The following describes params.boostings.

Field Type Required Description
words String - List of words to keyword boost

segments

The following describes #segments.

Field Type Required Description
start Long - Analysis start time (ms)
end Long - Analysis end time (ms)
text String - Analyzed text
confidence Double - Analysis accuracy
  • 0.0-1.0
diarization Object - Recognized speaker details
diarization.label String - Recognized speaker's number
speaker Object - Changed speaker's details
speaker.label String - Changed speaker's number
speaker.name String - Changed speaker's name
speaker.edited Boolean - Whether speaker is changed
  • true | false (default)
    • true: speaker changed
    • false: speaker same
words Array<Long, Long, String> - List of recognized words
words.[0] Long - Segment start time (ms)
words.[1] Long - Segment end time (ms)
words.[2] String - Segment text
textEdited String - Modification details

speakers

The following describes speakers.

Field Type Required Description
label String - Numbers of all speakers
name String - Names of all speakers
edited Boolean - Whether speaker is changed
  • true | false (default)
    • true: speaker changed
    • false: speaker same

events

The following describes events.

Field Type Required Description
type String - Event type
label String - Event name
labelEdited String - Event change name
start Long - Event start time
end Long - Event end time

eventTypes

The following describes eventTypes.

Field Type Required Description
label String - Recognized event

Response status codes

For information about the HTTP status codes common to all CLOVA Speech APIs, see Common CLOVA Speech response status codes.

Response example

The response example is as follows:

Request with async and return in JSON

The following is a sample response requested with async and returned in JSON format.

{
    "token": "*****f6a1015466bae2c926177f26310",
    "result": "SUCCEEDED",
    "message": "Succeeded"
}

Request with sync and return in JSON

The following is a sample response requested with sync and returned in JSON format.

{
    "result": "COMPLETED",
    "message": "Succeeded",
    "token": "*****166039e486abbb90e4a84c3b3a5",
    "version": "ncp_v2_v2.3.0-aa6cd8d-20231205_231211-3cf30bfc_v0.0.0_",
    "params": {
        "service": "ncp",
        "domain": "general",
        "lang": "enko",
        "completion": "sync",
        "callback": "",
        "diarization": {
            "enable": true,
            "speakerCountMin": -1,
            "speakerCountMax": -1
        },
        "sed": {
            "enable": true
        },
        "boostings": [
            {
                "words": "Hello, test"
                "weight": 1
            }
        ],
        "forbiddens": "",
        "wordAlignment": true,
        "fullText": true,
        "noiseFiltering": true,
        "resultToObs": false,
        "priority": 0,
        "userdata": {
            "_ncp_DomainCode": "NEST",
            "_ncp_DomainId": 1,
            "_ncp_TaskId": **442,
            "_ncp_TraceId": "*****ce98ec342d8a8c8fe9191cec343",
            "id": 1
        }
    },
    "progress": 100,
    "keywords": {},
    "segments": [
        {
            "start": 5870,
            "end": 8160,
            "text": "This is the Seoul swimming pool.",
            "confidence": 0.9626975,
            "diarization": {
                "label": "2"
            },
            "speaker": {
                "label": "2",
                "name": "B",
                "edited": false
            },
            "words": [
                [
                    5871,
                    6730,
                    "This is the Seoul"
                ],
                [
                    6860,
                    7530,
                    "swimming pool."
                ]
            ],
            "textEdited": "This is the Seoul swimming pool."
        },
        {
            "start": 8160,
            "end": 12950,
            "text": "How much is the entry fee?
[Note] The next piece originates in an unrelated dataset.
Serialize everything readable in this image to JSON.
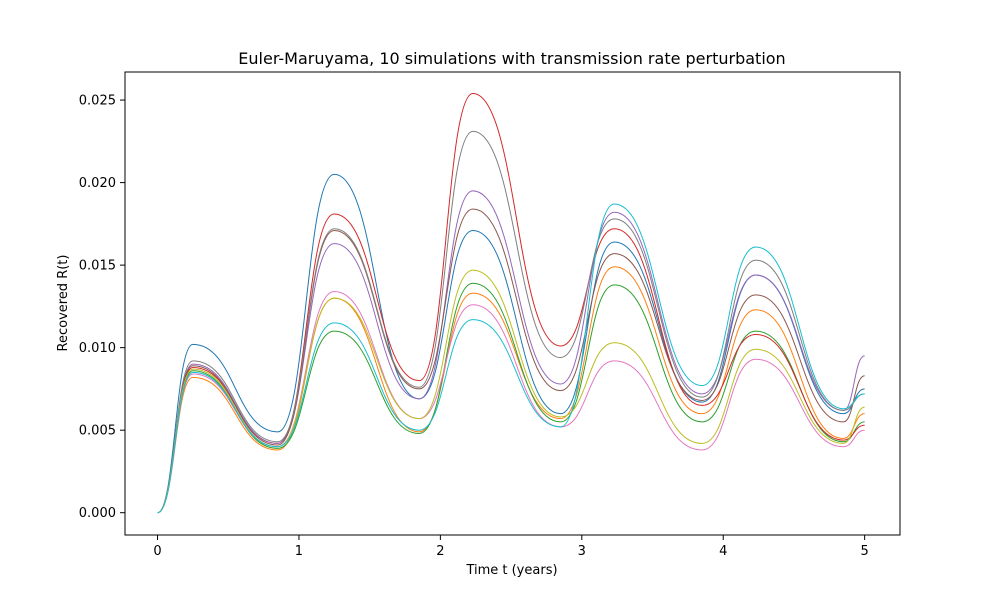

It's 5000 KRW. Thank you.",
            "confidence": 0.8835926,
            "diarization": {
                "label": "1"
            },
            "speaker": {
                "label": "1",
                "name": "A",
                "edited": false
            },
            "words": [
                [
                    8161,
                    9220,
                    "How much is"
                ],
                [
                    9390,
                    10020,
                    "the entry fee?"
                ],
                [
                    10410,
                    10640,
                    "It's 5000"
                ],
                [
                    10710,
                    11140,
                    "KRW."
                ],
                [
                    11910,
                    12500,
                    "Thank you."
                ]
            ],
            "textEdited": "How much is the entry fee? It's 5000 KRW. Thank you."
        }
    ],
    "text": "This is the Seoul swimming pool. How much is the entry fee? It's 5000 KRW. Thank you.",
    "confidence": 0.9071357,
    "speakers": [
        {
            "label": "1",
            "name": "A",
            "edited": false
        },
        {
            "label": "2",
            "name": "B",
            "edited": false
        }
    ],
    "events": [
        {
            "type": "music",
            "label": "music",
            "labelEdited": "music",
            "start": 1400,
            "end": 5000
        }
    ],
    "eventTypes": [
        "music"
    ]
}

Request with sync and return in SRT

The following is a sample response requested with sync and returned in SRT format.

1
00:00:00,000 --> 00:00:01,425
A: Not long ago,

2
00:00:02,533 --> 00:00:11,550
A: I had some corn. It was really sweet and delicious, but I thought it was the name of a neighborhood.

3
00:00:11,550 --> 00:00:19,025
A: I didn't know it was "cho" from "Chosaier" and "dang" which meant sweet. I didn't know. I thought chodang was the same word used for Chodang tofu.

4
00:00:19,025 --> 00:00:26,317
C: You thought of saccharin, a bit. You had it super sweet.

5
00:00:26,317 --> 00:00:28,240
A: Is it corn?

6
00:00:28,240 --> 00:00:35,318
B: Where can you find sweet tofu? This do doesn't understand. Isn't Sangdo in the Chodang area?

7
00:00:35,318 --> 00:00:42,800
A: No, Chodang corn meant super sweet. No one has understood right now.

Request with sync and return in SMI

The following is a sample response requested with sync and returned in SMI format.

<SAMI>
<Body>
  <SYNC Start=0>
    <P>A: Not long ago,
  <SYNC Start=2533>
    <P>A: I had some corn. It was really sweet and delicious, but I thought it was the name of a neighborhood.
  <SYNC Start=11550>
    <P>A: I didn't know it was "cho" from "Chosaier" and "dang" which meant sweet. I didn't know. I thought chodang was the same word used for Chodang tofu.
  <SYNC Start=19025>
    <P>C: You thought of saccharin, a bit. You had it super sweet.
  <SYNC Start=26317>
    <P>A: Is it corn?
  <SYNC Start=28240>
    <P>B: Where can you find sweet tofu? This do doesn't understand. Isn't Sangdo in the Chodang area?
  <SYNC Start=35318>
    <P>A: No, Chodang corn meant super sweet. No one has understood right now.
</Body>
</SAMI>